История о небольшом происшествии с будущим священником в одну из Страстных пятниц самим ее героем соотносится с национальной и мировой историей. Первоначально событийность, а стало быть, и сама историчность течения времени студентом отрицается: точно такой же ветер дул и при Рюрике, и при Иоанне Грозном, и при Петре, […], и оттого, что пройдет еще тысяча лет, жизнь не станет лучше. Но после беседы с вдовами Ивану Великопольскому открывается, что прошлое связано с настоящим неразрывною цепью событий, что правда и красота, направлявшие человеческую жизнь там, в саду и во дворе первосвященника, продолжались непрерывно до сего дня и, по-видимому, всегда составляли главное в человеческой жизни.

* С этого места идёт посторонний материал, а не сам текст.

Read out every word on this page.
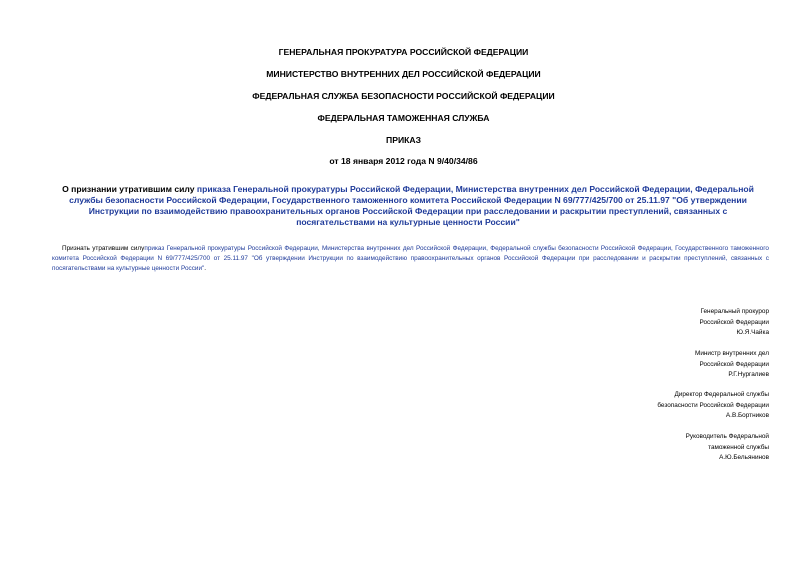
ГЕНЕРАЛЬНАЯ ПРОКУРАТУРА РОССИЙСКОЙ ФЕДЕРАЦИИ
МИНИСТЕРСТВО ВНУТРЕННИХ ДЕЛ РОССИЙСКОЙ ФЕДЕРАЦИИ
ФЕДЕРАЛЬНАЯ СЛУЖБА БЕЗОПАСНОСТИ РОССИЙСКОЙ ФЕДЕРАЦИИ
ФЕДЕРАЛЬНАЯ ТАМОЖЕННАЯ СЛУЖБА
ПРИКАЗ
от 18 января 2012 года N 9/40/34/86
О признании утратившим силу приказа Генеральной прокуратуры Российской Федерации, Министерства внутренних дел Российской Федерации, Федеральной службы безопасности Российской Федерации, Государственного таможенного комитета Российской Федерации N 69/777/425/700 от 25.11.97 "Об утверждении Инструкции по взаимодействию правоохранительных органов Российской Федерации при расследовании и раскрытии преступлений, связанных с посягательствами на культурные ценности России"
Признать утратившим силуприказ Генеральной прокуратуры Российской Федерации, Министерства внутренних дел Российской Федерации, Федеральной службы безопасности Российской Федерации, Государственного таможенного комитета Российской Федерации N 69/777/425/700 от 25.11.97 "Об утверждении Инструкции по взаимодействию правоохранительных органов Российской Федерации при расследовании и раскрытии преступлений, связанных с посягательствами на культурные ценности России".
Генеральный прокурор
Российской Федерации
Ю.Я.Чайка
Министр внутренних дел
Российской Федерации
Р.Г.Нургалиев
Директор Федеральной службы
безопасности Российской Федерации
А.В.Бортников
Руководитель Федеральной
таможенной службы
А.Ю.Бельянинов
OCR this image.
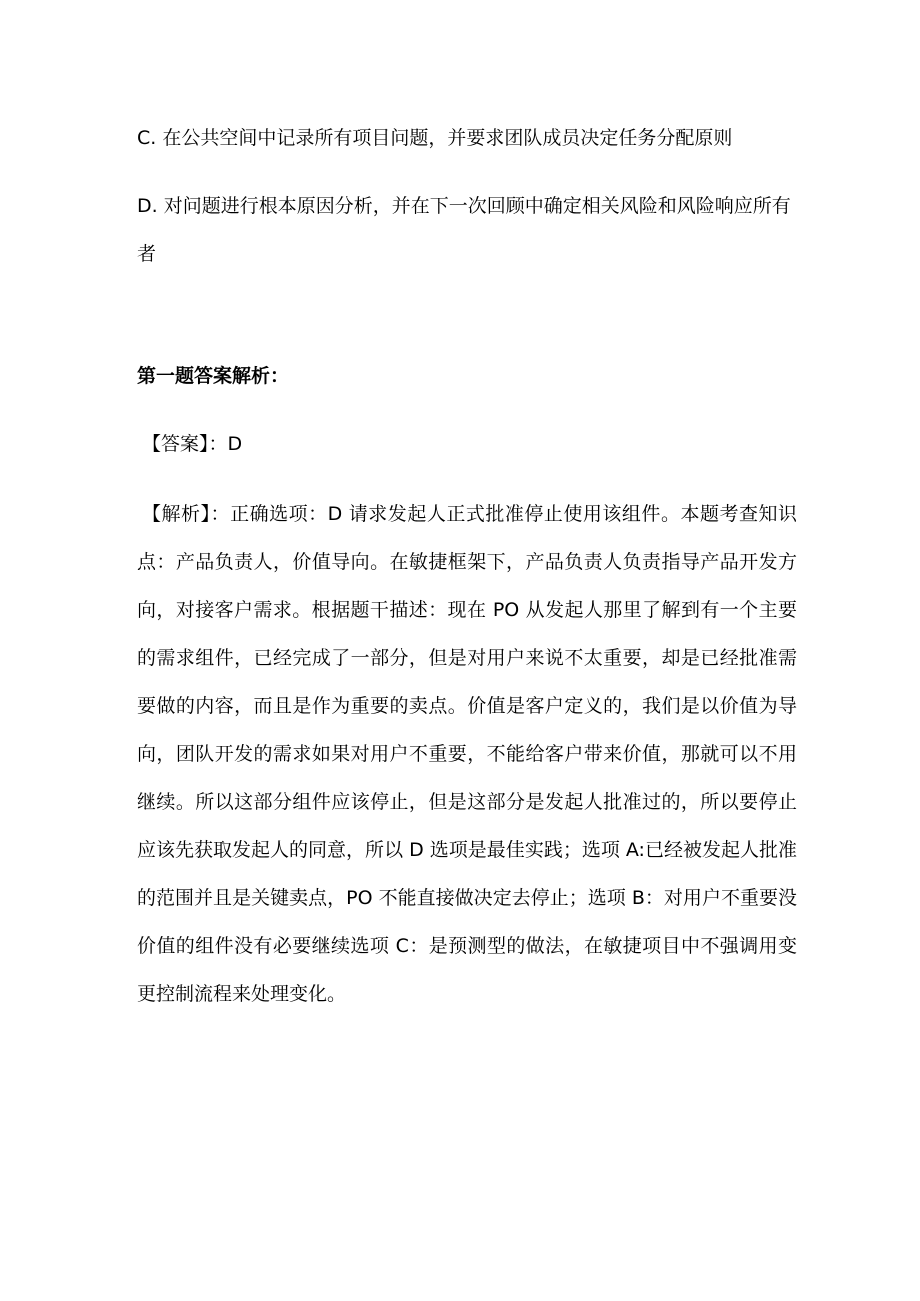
C. 在公共空间中记录所有项目问题，并要求团队成员决定任务分配原则

D. 对问题进行根本原因分析，并在下一次回顾中确定相关风险和风险响应所有者

第一题答案解析：

【答案】：D

【解析】：正确选项：D 请求发起人正式批准停止使用该组件。本题考查知识点：产品负责人，价值导向。在敏捷框架下，产品负责人负责指导产品开发方向，对接客户需求。根据题干描述：现在 PO 从发起人那里了解到有一个主要的需求组件，已经完成了一部分，但是对用户来说不太重要，却是已经批准需要做的内容，而且是作为重要的卖点。价值是客户定义的，我们是以价值为导向，团队开发的需求如果对用户不重要，不能给客户带来价值，那就可以不用继续。所以这部分组件应该停止，但是这部分是发起人批准过的，所以要停止应该先获取发起人的同意，所以 D 选项是最佳实践；选项 A:已经被发起人批准的范围并且是关键卖点，PO 不能直接做决定去停止；选项 B：对用户不重要没价值的组件没有必要继续选项 C：是预测型的做法，在敏捷项目中不强调用变更控制流程来处理变化。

Между начальным и конечным состояниями героя этой малой житейской истории располагается коммуникативное событие рассказывания им евангельской истории об отступничестве апостола Петра. В современной нарратологии такого рода удвоение коммуникативной ситуации (рассказ в рассказе) широко обсуждается под именем «нарративной фигуры mise en abyme», или нарративной редупликации[37 - См.: Муравьева Л.Е. «Mise en abyme: нарративная дистанция» // Вестник Нижегородского университета им. Н.И. Лобачевского. Серия: Филология, № 4 (2). Нижний Новгород, 2013. С. 362–365; Муравьева Л.Е. «Редупликация (mise en abyme) и текст-в-тексте» // Новый Филологический Вестник, № 2 (37). М., 2016. С. 42–52; Сокрута Е.Ю. Метанарративые аспекты «рассказа в рассказе» // Narratorium (электронное издание). 2016, № 1 (9).]. Такого рода удвоение позволяет нам пристальнее вглядеться в нарративную практику формирования историй.